What classes and selectors?

CSS is used to style HTML elements, it's designed around this idea. Conky in contrast has no concept of components and elements, and could only make use of a few selectors (namely :hover, :active). So even if conky did implement a CSS parser, you could only style a single element. This seems like an overkill way of going from background = "#123456", to background: #123456;.

It might seem like different parts of conky.text are elements, but they're just text segments. Think of it more like rich text content than actual components. Turning a rich text renderer into a component renderer is very complicated - so much so it would be more feasible to rewrite conky on top of a UI toolkit instead of letting it do its own rendering. There's a big tradeoff in performance vs. functionality there and I feel conky is supposed to be lightweight.

I recently added mouse events and that code alone is HUGE compared to the rest of X11 code. I imagine that adding keyboard events, layouting, components, etc. would double the size of conky. It feels more reasonable to simply make conky spit out text (and JSON), and then write a separate (flashy) GUI app that uses conky as input for displaying all the information conky gathers. Supporting all those features for both Wayland and X11 is also much more work than a single person can reasonably handle.

CSS imposes expectations

When people see CSS syntax, they tend to think that the app using it can do everything the browser can, and then get disappointed when they realize that it doesn't and get angry and argumentative. Browsers are some of the biggest blobs of dynamic rendering code in existence, they have huge teams that have been working on them (and optimizing them) since the dawn of the internet.

I just closed 3/4 issues (or turned them into enhancement suggestions) where people assumed bugs for features that aren't implemented. CSS would make it hard to find actual bugs because the issue tracker would be spammed with issues like "inner box-shadow doesn't seem to work" or "clip-path doesn't do anything".

With Lua settings, we parse and handle each option individually, CSS allows you to write garbage and browser is expected to silently ignore invalid options/values. This leads to huge number of bad issue reports for browsers because people don't always know what the expected behavior is. This is fine for browsers because they have teams dedicated to going though through the issues and financial backing for that, conky doesn't.

Concatenation of tables

Lua tables can be manipulated in the script, there's nothing stopping people from separating their "appearance" options from "functionality" and doing conky.config = {table.unpack(appearance), table.unpack(functionality)}. But assuming you don't tinker with conky on the daily, you can just copy someones dotfiles and modify a few values. Having a separate CSS file doesn't really improve on ergonomics of doing that.

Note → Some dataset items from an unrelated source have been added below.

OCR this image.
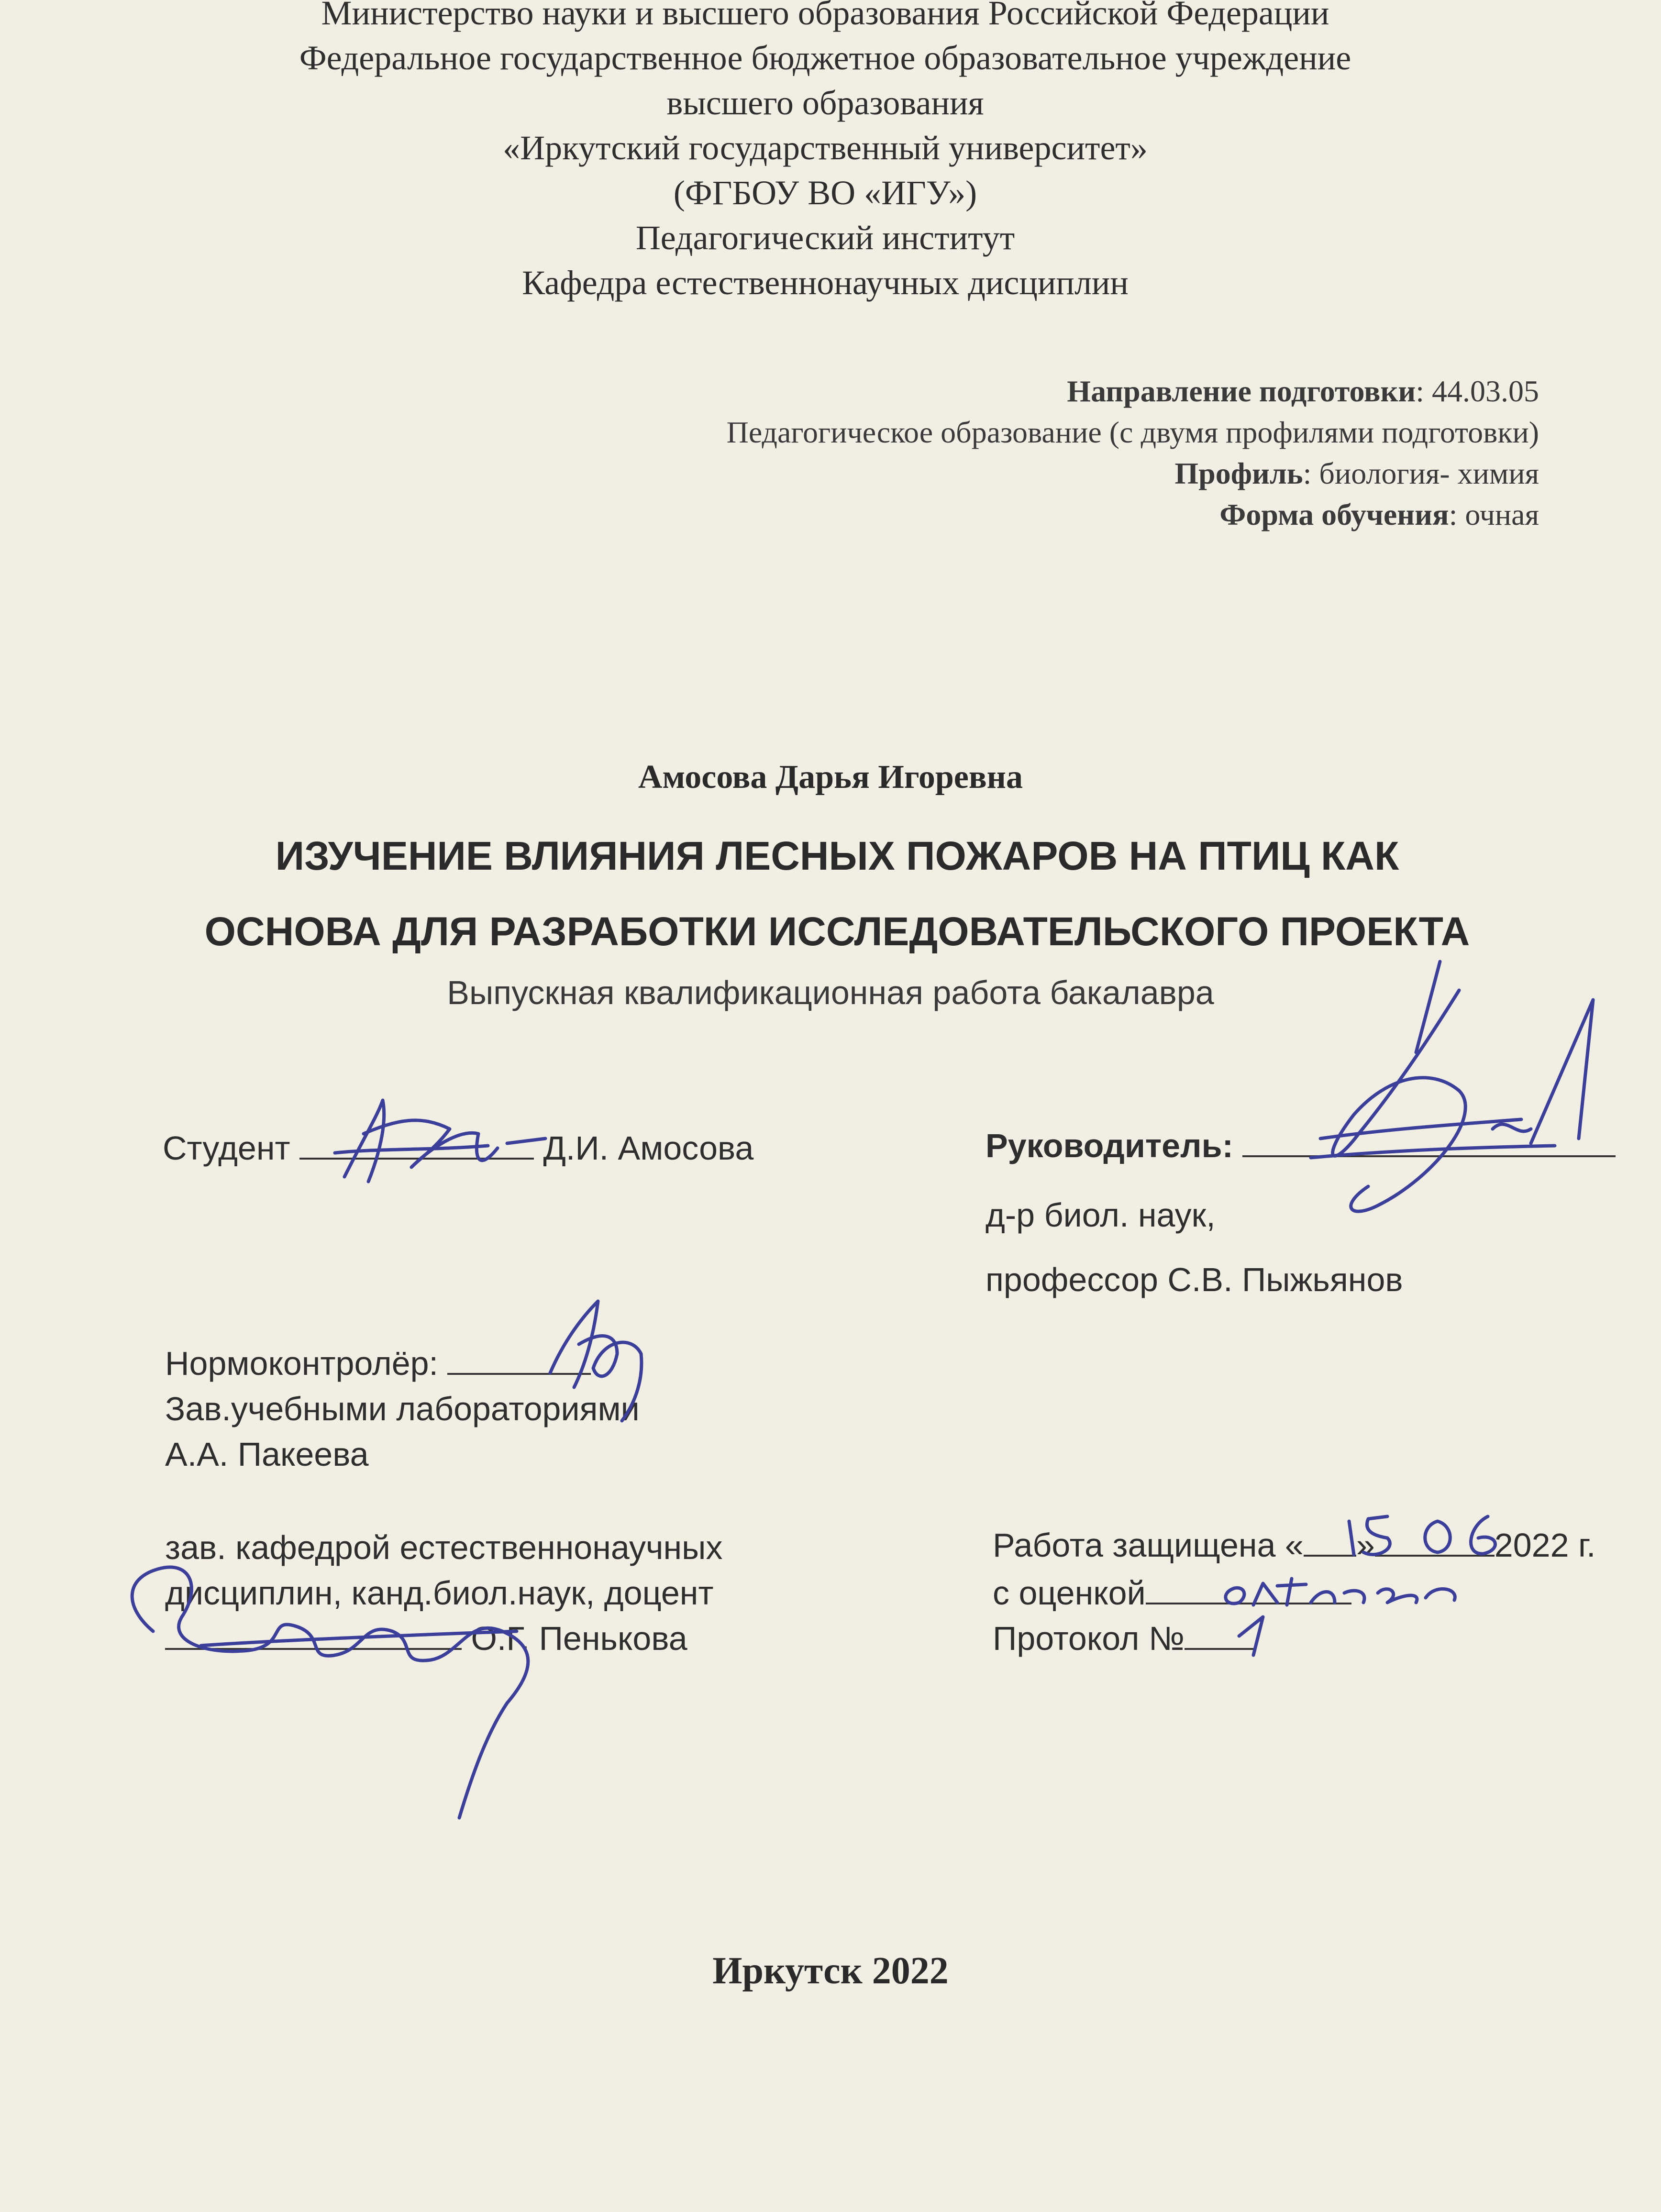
Министерство науки и высшего образования Российской Федерации
Федеральное государственное бюджетное образовательное учреждение
высшего образования
«Иркутский государственный университет»
(ФГБОУ ВО «ИГУ»)
Педагогический институт
Кафедра естественнонаучных дисциплин
Направление подготовки: 44.03.05
Педагогическое образование (с двумя профилями подготовки)
Профиль: биология- химия
Форма обучения: очная
Амосова Дарья Игоревна
ИЗУЧЕНИЕ ВЛИЯНИЯ ЛЕСНЫХ ПОЖАРОВ НА ПТИЦ КАК
ОСНОВА ДЛЯ РАЗРАБОТКИ ИССЛЕДОВАТЕЛЬСКОГО ПРОЕКТА
Выпускная квалификационная работа бакалавра
Студент	Д.И. Амосова	Руководитель:
д-р биол. наук,
профессор С.В. Пыжьянов
Нормоконтролёр:
Зав.учебными лабораториями
А.А. Пакеева
зав. кафедрой естественнонаучных
дисциплин, канд.биол.наук, доцент
О.Г. Пенькова
Работа защищена « »	2022 г.
с оценкой
Протокол №
Иркутск 2022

What does help is having a layouting engine implemented and supporting stuff like flexbox and css grid. Adding those to conky would require an insane amount of changes and code.

CSS is use-case specific

As I've previously said, CSS is made for web content, conky isn't designed to render websites. More than half of CSS spec doesn't apply to conky, and syntax doesn't really help conky do anything Lua can't.

Alternatives

Caellian commented 6 months ago

After #1841 gets resolved (accepted/declined), I could add support for including alpha in hex codes, this would supersede the need for own_window_argb_value, and maybe a rgb[a](red, green, blue[, alpha]) parser. If own_window_argb_visual is off the alpha would just be overwritten to 0xff.

Part of #1841 allows easy chaining of string parsers for colors, so it'd be easy to add new formats. hsl, oklab, etc. require extra work for (correct) conversion though.